As requested, I waited a bit to post the next installment of discussion questions. So here’s the next batch! Discuss away…
- Henry discusses what she posits as second-wave feminism’s “fear” of sexuality, sex, and seemingly anti-heterosexual rhetoric. (Some) were not pro-sex and often seemed to disagree with heterosexuality altogether–the best feminists were lesbians (leading to allllllll sorts of stereotypes that still exist today.) Heterosexual third-wave feminists, therefore, did not see an image of themselves projected in the movement and became pro-sex, as “hetero is the new homo” of the movement. Which stance do you agree with–is there one way to be sexually in order to be a “good” feminist? (Does my dating a male make me less of a feminist?)
- Thus began the “sex wars,” the reclaiming of sexuality and rejecting lesbianism as the only way to be a strong feminist. Second-wave feminists often lament that third-wave feminists are so hung up on sex and claim that’s all we care about (and because of it we’re not politically motivated.) However, Henry states, “feminism’s wars over sexuality have primarily been fought between white women […] white, economically privileged women who have had the luxury to define their liberation exclusively in therms of their individual sexual freedom” (97). Do you agree that the sex-wars are exclusively a white feminist issue? (Why?) What do you think about the sex-wars in general?
- Also, Henry discusses how second-wave feminists came to lesbianism through feminism–it was often a rejection of men (male-hating, anti-sex with males) and not an embrace of women (women-loving, pro-sex with women).
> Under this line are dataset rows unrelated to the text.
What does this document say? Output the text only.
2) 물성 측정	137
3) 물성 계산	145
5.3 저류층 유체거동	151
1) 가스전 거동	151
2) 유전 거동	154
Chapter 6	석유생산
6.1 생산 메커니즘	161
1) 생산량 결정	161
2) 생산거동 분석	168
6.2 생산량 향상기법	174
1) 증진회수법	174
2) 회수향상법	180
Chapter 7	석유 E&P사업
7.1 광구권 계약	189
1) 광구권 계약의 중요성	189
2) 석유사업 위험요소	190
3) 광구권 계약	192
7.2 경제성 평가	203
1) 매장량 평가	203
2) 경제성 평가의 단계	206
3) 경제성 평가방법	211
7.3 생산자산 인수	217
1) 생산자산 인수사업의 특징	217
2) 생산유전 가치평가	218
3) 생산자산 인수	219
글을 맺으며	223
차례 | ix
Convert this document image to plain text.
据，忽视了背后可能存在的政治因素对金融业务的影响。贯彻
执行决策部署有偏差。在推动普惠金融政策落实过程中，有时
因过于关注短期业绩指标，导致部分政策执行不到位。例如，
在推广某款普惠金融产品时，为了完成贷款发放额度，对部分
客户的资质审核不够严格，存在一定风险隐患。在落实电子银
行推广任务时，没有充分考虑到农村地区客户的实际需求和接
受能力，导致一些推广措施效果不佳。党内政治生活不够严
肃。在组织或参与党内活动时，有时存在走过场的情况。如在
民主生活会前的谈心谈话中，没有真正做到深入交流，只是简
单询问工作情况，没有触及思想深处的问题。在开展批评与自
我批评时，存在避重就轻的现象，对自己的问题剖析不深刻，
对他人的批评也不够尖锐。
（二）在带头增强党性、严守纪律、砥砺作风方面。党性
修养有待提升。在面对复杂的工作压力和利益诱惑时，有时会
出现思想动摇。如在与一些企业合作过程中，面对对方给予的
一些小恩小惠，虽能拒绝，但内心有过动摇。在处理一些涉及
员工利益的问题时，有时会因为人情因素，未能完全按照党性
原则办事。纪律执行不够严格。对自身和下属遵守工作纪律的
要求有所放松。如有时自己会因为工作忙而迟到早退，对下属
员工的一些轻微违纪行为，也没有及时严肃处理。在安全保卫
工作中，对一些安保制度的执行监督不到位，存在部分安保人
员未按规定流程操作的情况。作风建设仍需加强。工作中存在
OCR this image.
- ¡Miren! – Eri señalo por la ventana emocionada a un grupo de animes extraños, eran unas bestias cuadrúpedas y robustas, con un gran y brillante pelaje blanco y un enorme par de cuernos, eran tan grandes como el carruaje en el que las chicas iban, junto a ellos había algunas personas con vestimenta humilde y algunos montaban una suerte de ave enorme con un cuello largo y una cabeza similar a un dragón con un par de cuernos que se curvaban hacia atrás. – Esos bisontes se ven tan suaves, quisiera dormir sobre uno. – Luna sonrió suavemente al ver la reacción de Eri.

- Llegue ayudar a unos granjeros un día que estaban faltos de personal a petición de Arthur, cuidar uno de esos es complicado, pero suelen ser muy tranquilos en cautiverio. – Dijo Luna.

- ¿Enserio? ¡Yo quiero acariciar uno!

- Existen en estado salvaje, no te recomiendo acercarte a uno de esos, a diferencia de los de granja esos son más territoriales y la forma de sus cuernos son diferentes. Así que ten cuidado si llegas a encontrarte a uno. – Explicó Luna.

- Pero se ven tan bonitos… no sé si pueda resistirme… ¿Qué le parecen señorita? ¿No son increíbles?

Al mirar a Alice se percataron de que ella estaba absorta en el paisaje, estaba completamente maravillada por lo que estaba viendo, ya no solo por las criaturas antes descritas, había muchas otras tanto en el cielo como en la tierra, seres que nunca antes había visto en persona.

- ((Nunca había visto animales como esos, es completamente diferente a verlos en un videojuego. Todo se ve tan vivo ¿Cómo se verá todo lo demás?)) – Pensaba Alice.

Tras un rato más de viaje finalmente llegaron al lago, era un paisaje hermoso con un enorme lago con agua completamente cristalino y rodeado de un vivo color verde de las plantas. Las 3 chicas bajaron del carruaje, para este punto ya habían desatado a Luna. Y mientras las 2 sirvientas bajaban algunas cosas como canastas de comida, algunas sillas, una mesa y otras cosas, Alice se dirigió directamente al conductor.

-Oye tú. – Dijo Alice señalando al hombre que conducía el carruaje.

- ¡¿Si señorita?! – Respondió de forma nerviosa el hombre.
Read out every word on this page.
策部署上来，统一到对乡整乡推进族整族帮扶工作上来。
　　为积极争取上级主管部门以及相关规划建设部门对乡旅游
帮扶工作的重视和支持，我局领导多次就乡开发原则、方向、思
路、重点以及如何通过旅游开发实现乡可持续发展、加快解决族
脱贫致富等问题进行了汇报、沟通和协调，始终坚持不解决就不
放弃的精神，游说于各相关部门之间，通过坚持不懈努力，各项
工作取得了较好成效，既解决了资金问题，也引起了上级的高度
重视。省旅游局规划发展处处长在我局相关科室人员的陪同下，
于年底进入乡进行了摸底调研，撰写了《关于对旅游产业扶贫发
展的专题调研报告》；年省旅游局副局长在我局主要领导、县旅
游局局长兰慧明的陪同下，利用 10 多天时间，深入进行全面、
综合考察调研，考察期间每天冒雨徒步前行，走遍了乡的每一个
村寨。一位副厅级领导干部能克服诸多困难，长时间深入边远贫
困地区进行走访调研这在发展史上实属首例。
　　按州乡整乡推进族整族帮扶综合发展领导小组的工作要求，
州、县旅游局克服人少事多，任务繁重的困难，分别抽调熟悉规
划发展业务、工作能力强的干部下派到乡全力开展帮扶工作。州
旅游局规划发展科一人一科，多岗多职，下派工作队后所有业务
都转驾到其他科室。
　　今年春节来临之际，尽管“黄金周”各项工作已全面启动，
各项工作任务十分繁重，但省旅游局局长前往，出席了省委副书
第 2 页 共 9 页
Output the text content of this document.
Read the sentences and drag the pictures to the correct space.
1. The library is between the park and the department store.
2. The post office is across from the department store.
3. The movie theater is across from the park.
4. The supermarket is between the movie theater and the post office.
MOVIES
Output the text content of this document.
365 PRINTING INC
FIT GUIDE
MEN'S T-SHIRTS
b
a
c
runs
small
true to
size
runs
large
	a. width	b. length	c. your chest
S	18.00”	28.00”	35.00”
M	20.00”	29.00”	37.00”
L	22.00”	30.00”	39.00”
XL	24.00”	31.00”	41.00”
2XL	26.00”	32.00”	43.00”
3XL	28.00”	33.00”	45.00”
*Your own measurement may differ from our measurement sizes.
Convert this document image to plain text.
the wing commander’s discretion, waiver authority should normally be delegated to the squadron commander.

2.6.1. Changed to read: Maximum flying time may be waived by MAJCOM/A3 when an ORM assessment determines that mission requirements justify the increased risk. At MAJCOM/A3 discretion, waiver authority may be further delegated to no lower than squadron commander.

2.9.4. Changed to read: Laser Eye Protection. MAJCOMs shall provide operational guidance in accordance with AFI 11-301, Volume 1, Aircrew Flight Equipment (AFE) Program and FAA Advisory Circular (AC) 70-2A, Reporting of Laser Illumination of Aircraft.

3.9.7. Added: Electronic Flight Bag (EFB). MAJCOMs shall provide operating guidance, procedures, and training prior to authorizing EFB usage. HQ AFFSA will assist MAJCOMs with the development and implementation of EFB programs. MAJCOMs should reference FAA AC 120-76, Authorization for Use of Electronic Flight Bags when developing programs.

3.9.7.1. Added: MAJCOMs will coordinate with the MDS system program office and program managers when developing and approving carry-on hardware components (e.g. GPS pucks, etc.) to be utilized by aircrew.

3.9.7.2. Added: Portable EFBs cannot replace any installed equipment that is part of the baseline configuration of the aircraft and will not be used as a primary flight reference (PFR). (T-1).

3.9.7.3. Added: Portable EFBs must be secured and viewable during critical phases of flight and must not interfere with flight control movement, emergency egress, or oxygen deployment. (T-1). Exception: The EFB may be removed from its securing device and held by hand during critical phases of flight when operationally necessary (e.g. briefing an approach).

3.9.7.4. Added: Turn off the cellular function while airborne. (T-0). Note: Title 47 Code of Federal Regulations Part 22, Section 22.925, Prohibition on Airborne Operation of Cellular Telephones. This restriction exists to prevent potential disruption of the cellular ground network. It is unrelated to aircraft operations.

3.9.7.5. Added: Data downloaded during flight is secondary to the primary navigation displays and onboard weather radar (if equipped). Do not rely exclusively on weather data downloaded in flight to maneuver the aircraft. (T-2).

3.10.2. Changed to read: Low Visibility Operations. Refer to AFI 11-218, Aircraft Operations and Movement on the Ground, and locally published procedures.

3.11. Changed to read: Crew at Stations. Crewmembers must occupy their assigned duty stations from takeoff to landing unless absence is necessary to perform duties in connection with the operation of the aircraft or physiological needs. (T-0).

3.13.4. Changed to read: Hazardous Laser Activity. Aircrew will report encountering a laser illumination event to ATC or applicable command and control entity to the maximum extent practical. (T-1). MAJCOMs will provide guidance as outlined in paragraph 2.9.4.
However, this has changed over the years, making there a “distinction between coming to lesbianism through feminism versus coming to it through something else, such as one’s sexual desires” (122). Previously, lesbians were allies with feminists, but now oftentimes lesbians are allies with gay men. Feminists still “see” lesbians, do lesbians still “see” feminism? Does this weaken or strengthen the feminist movement?